Oshakan Monastery – Ashtarak, Armenia

Oshakan Monastery – Ashtarak, Armenia

Oshakan is a village 3 km southeast of the town of Ashtarak. According to a legend, Noah and his family descended from the top of Mount Masis (Ararat) and saw Oshakan freed from the water. At its sight, they exclaimed “Oshakan,” which roughly translates as “Marvel for the eyes.”

Located within the estates of Arshakids (an Armenian royal dynasty), the village of Oshakan was their property.

Mesrop Mashtots, the creator of the Armenian alphabet and founder of the Armenian-language school and literature, is buried in Oshakan.

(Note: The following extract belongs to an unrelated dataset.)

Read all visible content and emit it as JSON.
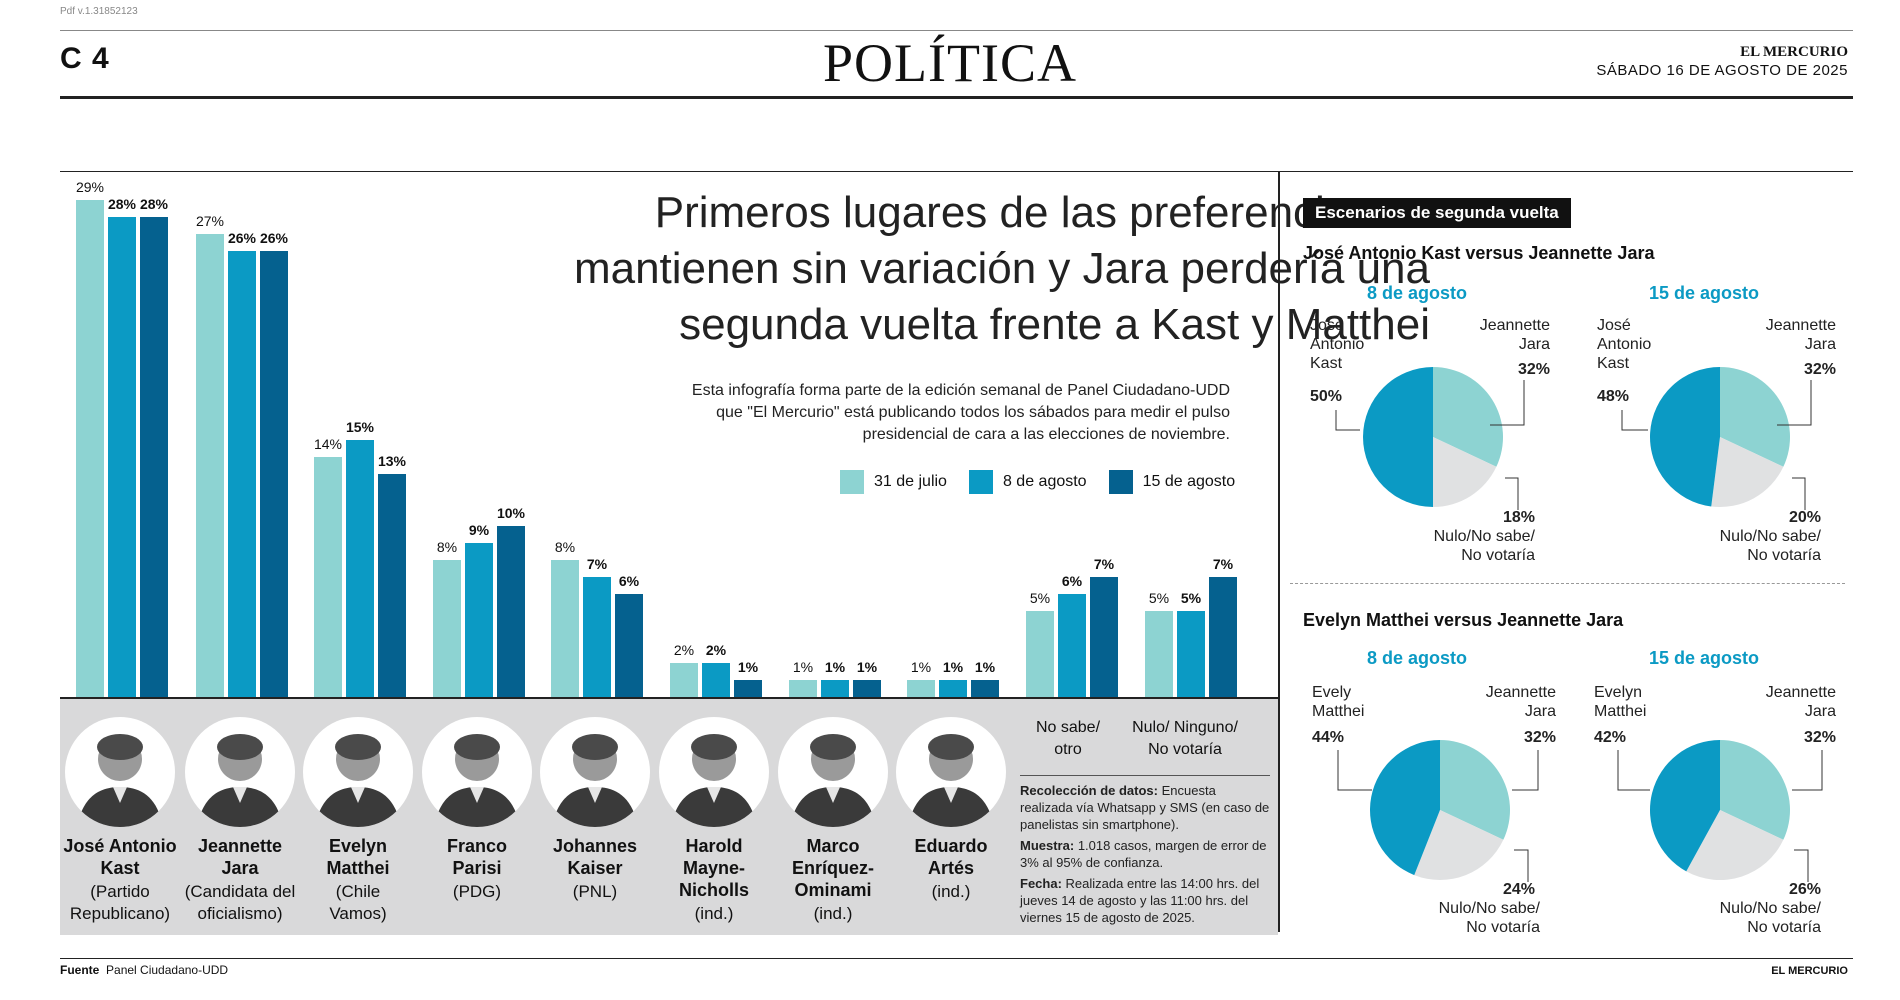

Mashtots was born in 361/362 in the village of Hatsekats, Taron Province, into a family of a builder named Vardan.

In 394, Mashtots became a priest teacher. Accompanied by his students, he preached in various fields and promoted Christian teachings.

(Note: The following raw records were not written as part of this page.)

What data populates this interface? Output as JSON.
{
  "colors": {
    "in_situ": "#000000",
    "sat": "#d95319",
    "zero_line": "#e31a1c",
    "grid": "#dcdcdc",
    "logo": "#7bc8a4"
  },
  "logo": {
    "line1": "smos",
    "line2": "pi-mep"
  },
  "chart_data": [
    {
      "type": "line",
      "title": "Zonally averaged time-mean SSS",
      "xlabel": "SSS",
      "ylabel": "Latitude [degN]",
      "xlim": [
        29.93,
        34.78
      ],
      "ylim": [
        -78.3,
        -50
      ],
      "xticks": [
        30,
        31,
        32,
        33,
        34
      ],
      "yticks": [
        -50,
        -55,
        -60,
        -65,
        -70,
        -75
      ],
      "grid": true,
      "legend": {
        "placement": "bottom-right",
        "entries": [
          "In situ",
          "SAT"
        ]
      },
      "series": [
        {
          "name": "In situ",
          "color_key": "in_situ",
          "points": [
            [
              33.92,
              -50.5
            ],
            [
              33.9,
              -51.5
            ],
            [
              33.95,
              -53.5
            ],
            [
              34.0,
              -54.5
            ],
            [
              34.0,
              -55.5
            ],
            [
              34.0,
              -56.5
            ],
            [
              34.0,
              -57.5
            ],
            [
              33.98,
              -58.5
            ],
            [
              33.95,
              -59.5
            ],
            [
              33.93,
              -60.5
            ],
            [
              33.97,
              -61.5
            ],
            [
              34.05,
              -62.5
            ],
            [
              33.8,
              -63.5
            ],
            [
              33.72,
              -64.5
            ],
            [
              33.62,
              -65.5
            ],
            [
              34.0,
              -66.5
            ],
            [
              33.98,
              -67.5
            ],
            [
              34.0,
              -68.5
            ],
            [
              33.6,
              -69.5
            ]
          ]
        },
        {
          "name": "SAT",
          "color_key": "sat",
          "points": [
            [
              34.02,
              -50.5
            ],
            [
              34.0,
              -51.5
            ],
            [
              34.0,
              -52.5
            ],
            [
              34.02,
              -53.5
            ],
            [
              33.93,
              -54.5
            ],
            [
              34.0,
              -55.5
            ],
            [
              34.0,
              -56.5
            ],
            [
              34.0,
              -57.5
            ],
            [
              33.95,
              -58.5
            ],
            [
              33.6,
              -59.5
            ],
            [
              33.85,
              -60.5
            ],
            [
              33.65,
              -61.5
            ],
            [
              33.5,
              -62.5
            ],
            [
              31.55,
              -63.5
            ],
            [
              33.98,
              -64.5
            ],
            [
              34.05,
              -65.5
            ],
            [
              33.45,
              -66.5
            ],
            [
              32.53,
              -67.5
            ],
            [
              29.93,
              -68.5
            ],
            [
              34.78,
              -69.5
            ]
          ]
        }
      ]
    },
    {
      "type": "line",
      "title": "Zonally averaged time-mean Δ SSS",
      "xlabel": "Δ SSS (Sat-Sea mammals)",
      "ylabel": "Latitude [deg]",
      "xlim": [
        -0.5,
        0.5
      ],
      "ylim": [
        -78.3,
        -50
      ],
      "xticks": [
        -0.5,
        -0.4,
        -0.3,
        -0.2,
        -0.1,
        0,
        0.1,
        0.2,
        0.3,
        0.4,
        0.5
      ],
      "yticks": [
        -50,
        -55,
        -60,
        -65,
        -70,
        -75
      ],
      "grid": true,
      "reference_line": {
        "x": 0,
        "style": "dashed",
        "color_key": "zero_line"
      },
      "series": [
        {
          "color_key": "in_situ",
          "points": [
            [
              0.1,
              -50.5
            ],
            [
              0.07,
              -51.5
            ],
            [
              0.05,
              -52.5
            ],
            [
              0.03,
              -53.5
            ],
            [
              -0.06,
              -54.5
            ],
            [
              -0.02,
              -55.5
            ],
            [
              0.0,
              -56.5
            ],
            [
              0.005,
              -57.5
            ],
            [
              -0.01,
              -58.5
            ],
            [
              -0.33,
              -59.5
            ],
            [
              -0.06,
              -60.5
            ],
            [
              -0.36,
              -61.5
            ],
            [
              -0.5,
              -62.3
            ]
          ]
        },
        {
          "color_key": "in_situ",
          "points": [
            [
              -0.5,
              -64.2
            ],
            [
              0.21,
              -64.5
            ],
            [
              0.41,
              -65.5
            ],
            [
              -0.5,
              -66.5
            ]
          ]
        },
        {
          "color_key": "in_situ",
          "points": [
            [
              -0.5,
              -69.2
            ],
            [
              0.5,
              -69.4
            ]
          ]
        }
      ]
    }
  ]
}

Mashtots also translated the Bible into Armenian. His translation is widely considered the best in the world.

After Mashtots’ death, commander Vahan Amatuni and colonel Hmayak Mamikonyan transported his body to Oshakan. Three years later, in 443, Vahan Amatuni built a chapel there. As a sign of deep respect and reverence for Mashtots, Catholicos Hovsep I Hoghotsmetsi instructed Koryun (a student of Mashtots) to write about the life and activity of the great teacher.

In 1875-79, Catholicos Gevorg IV built a church on the site of the old chapel. Under the altar of the church is the crypt of a teacher. A bell tower of cylindrical shape was added to the eastern side of the chapel in 1884.

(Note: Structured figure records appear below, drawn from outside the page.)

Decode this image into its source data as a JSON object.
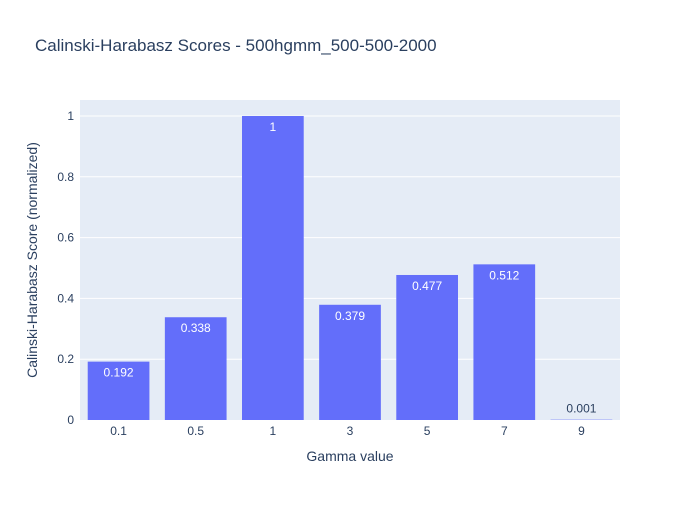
{
  "chart_data": {
    "type": "bar",
    "title": "Calinski-Harabasz Scores - 500hgmm_500-500-2000",
    "xlabel": "Gamma value",
    "ylabel": "Calinski-Harabasz Score (normalized)",
    "categories": [
      "0.1",
      "0.5",
      "1",
      "3",
      "5",
      "7",
      "9"
    ],
    "values": [
      0.192,
      0.338,
      1,
      0.379,
      0.477,
      0.512,
      0.001
    ],
    "data_labels": [
      "0.192",
      "0.338",
      "1",
      "0.379",
      "0.477",
      "0.512",
      "0.001"
    ],
    "yticks": [
      0,
      0.2,
      0.4,
      0.6,
      0.8,
      1
    ],
    "ytick_labels": [
      "0",
      "0.2",
      "0.4",
      "0.6",
      "0.8",
      "1"
    ],
    "ylim": [
      0,
      1.0526
    ],
    "grid": true,
    "legend": "none",
    "colors": {
      "bar": "#636efa",
      "plot_background": "#e5ecf6",
      "grid": "#ffffff",
      "text": "#2a3f5f"
    }
  }
}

In Armenian architecture, this structure is unique both in location and design. In the 1960s, artist G. Minasyan created a fresco inside the church, further emphasizing its uniqueness.

A monument was erected at the entrance to Oshakan in 1962 to the 1600th anniversary of Mashtots’ birthday. The monument consists of two plates shaped like a book, and the Armenian alphabet is carved on the left page. Here, international symposiums and seminars are often held – in particular, events for the “Translator’s Day”.